The ratio of magnetic field due to short bar magnet on the equatorial line and to the magnetic field on the axis line at the same distance will be
A. ${2^{ - 3}}$
B. ${2^3}$
C. ${2^{\dfrac{1}{3}}}$
D. ${2^{ - 1}}$

Answer 1

Hint: To calculate the ratio of magnetic field due to the short bar magnet on the equatorial line and to the magnetic field on the axis line at the same distance, we need to know the magnetic field at that position due to a bar magnet.

Complete step by step answer:
We know that magnetic field due to short bar magnet on the equatorial line is given by
${B_{equi}} = \dfrac{{{\mu _0}}}{{4\pi }}\dfrac{M}{{{r^3}}} - - - - - - - - - (1)$
While, magnetic field due to short bar magnet on the axis line is
${B_{axis}} = \dfrac{{{\mu _0}}}{{4\pi }}\dfrac{{2M}}{{{r^3}}} - - - - - - - - (2)$
Where, ${\mu _0}$ - permeability of the free space, $M$ - Magnetic dipole moment and $r$ - distance between the point and the center of the bar magnet.

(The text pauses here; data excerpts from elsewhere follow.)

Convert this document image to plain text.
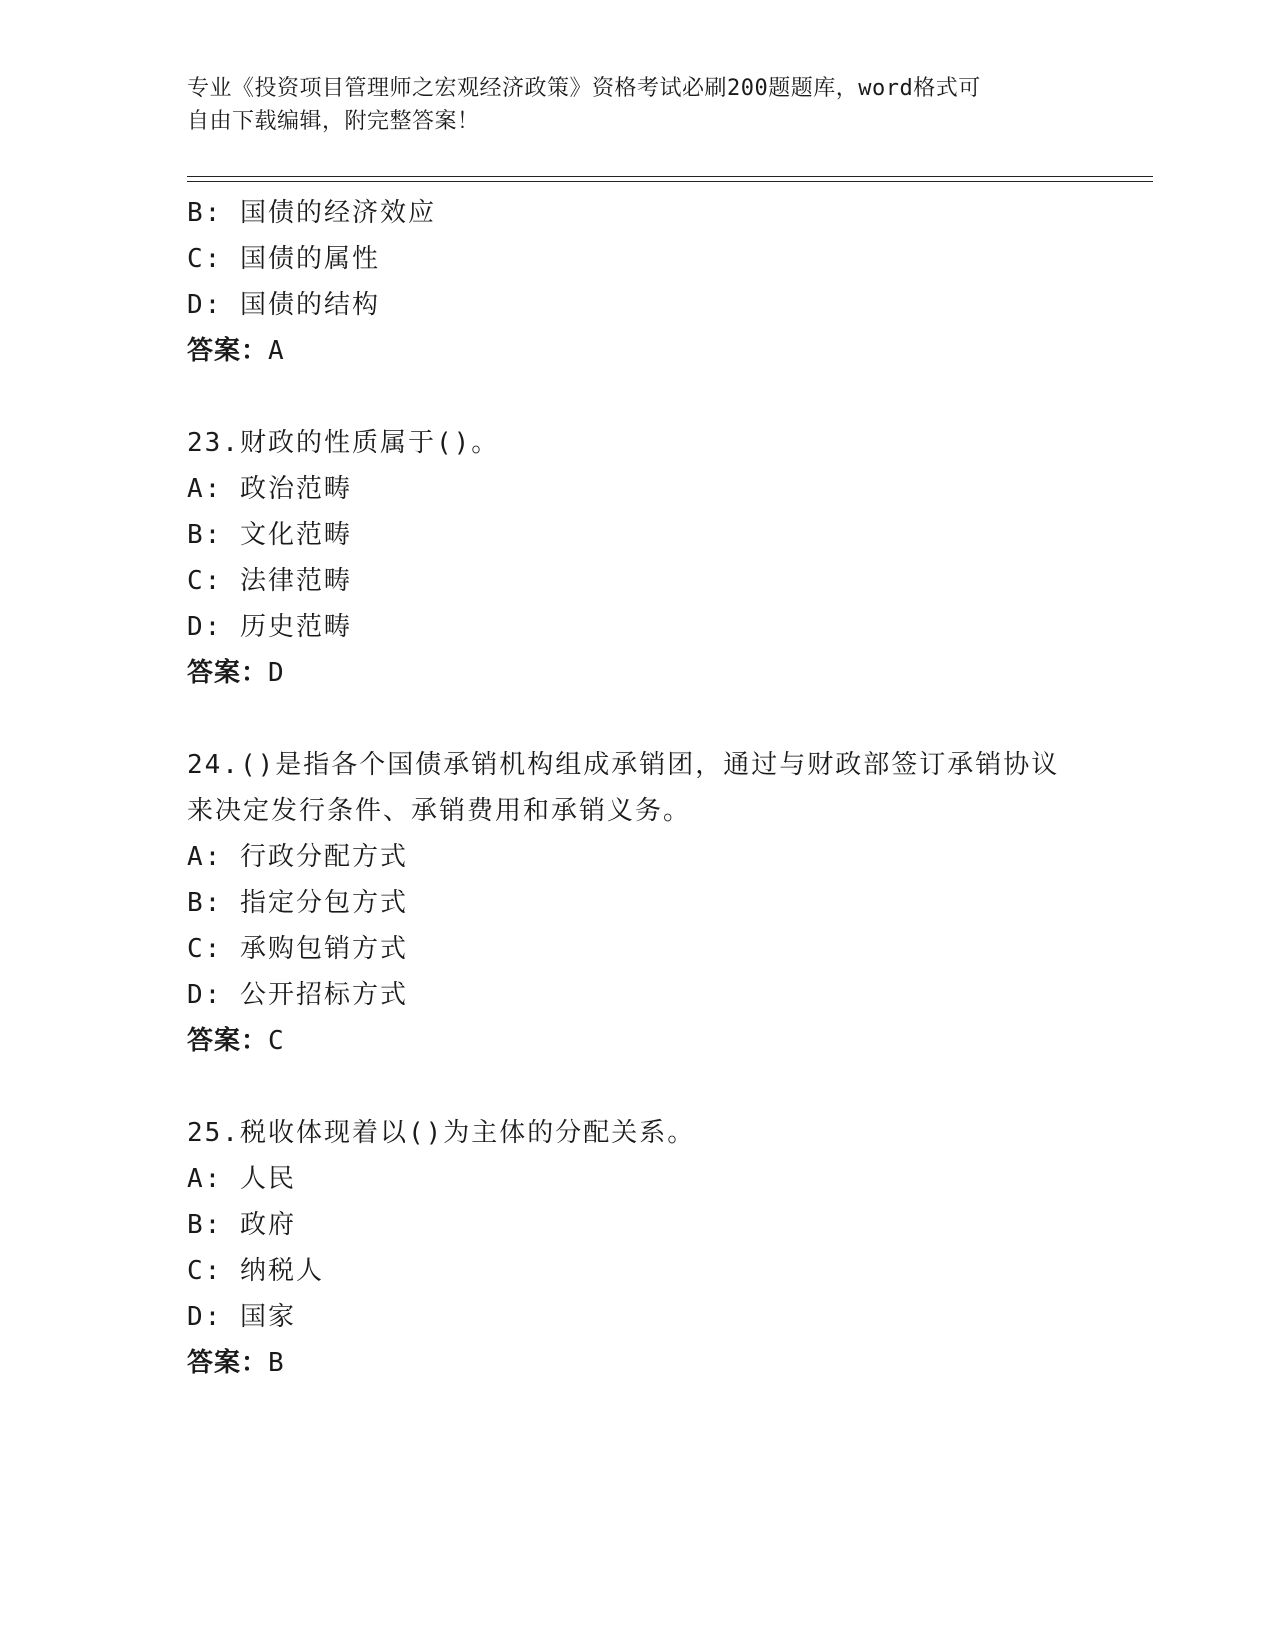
专业《投资项目管理师之宏观经济政策》资格考试必刷200题题库，word格式可
自由下载编辑，附完整答案！
B: 国债的经济效应
C: 国债的属性
D: 国债的结构
答案：A
23.财政的性质属于()。
A: 政治范畴
B: 文化范畴
C: 法律范畴
D: 历史范畴
答案：D
24.()是指各个国债承销机构组成承销团，通过与财政部签订承销协议
来决定发行条件、承销费用和承销义务。
A: 行政分配方式
B: 指定分包方式
C: 承购包销方式
D: 公开招标方式
答案：C
25.税收体现着以()为主体的分配关系。
A: 人民
B: 政府
C: 纳税人
D: 国家
答案：B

Now, ratio of magnetic field due to short bar magnet on the equatorial line and to the magnetic field on the axis line is
\[\dfrac{{{B_{equi}}}}{{{B_{axis}}}} = \dfrac{{\dfrac{{{\mu _0}}}{{4\pi }}\dfrac{M}{{{r^3}}}}}{{\dfrac{{{\mu _0}}}{{4\pi }}\dfrac{{2M}}{{{r^3}}}}}\]
Here, ${\mu _0}$ is constant and we are given that we have to take the same distance, therefore $r$ is also the same for both cases.
\[\therefore \dfrac{{{B_{equi}}}}{{{B_{axis}}}} = \dfrac{1}{2}\]
We get , \[\dfrac{{{B_{equi}}}}{{{B_{axis}}}} = {2^{ - 1}}\]

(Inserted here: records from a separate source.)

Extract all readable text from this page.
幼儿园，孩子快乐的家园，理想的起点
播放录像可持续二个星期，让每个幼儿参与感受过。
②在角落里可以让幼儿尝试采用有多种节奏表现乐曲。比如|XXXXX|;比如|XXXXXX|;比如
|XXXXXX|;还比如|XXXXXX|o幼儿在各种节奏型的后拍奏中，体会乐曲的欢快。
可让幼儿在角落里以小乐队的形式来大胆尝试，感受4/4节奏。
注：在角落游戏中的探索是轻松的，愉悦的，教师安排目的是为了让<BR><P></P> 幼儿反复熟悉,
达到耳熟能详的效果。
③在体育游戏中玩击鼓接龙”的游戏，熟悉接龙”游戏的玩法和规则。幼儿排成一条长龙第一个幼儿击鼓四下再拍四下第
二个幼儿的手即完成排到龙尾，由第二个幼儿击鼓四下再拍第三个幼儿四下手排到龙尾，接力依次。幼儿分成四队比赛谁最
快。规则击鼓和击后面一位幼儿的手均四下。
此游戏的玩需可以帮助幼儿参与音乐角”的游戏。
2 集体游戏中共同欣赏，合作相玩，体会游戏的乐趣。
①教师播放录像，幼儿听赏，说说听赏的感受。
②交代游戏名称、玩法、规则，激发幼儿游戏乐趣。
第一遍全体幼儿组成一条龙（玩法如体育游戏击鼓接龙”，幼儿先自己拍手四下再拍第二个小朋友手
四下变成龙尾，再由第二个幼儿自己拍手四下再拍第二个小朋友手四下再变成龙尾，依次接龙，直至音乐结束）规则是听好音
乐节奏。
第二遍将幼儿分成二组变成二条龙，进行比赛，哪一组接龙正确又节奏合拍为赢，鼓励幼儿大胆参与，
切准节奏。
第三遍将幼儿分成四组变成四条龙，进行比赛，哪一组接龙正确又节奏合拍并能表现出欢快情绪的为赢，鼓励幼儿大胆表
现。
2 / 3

Hence option D is correct.

Note: We should know the formulae for magnetic fields due to the short bar magnet on the equatorial line and on the axis line. We should analyze the constant terms in the given data and make the calculations to get the desired answer.A magnetic field is produced by moving electric charges and intrinsic magnetic moments of elementary particles associated with a fundamental quantum property known as the spin.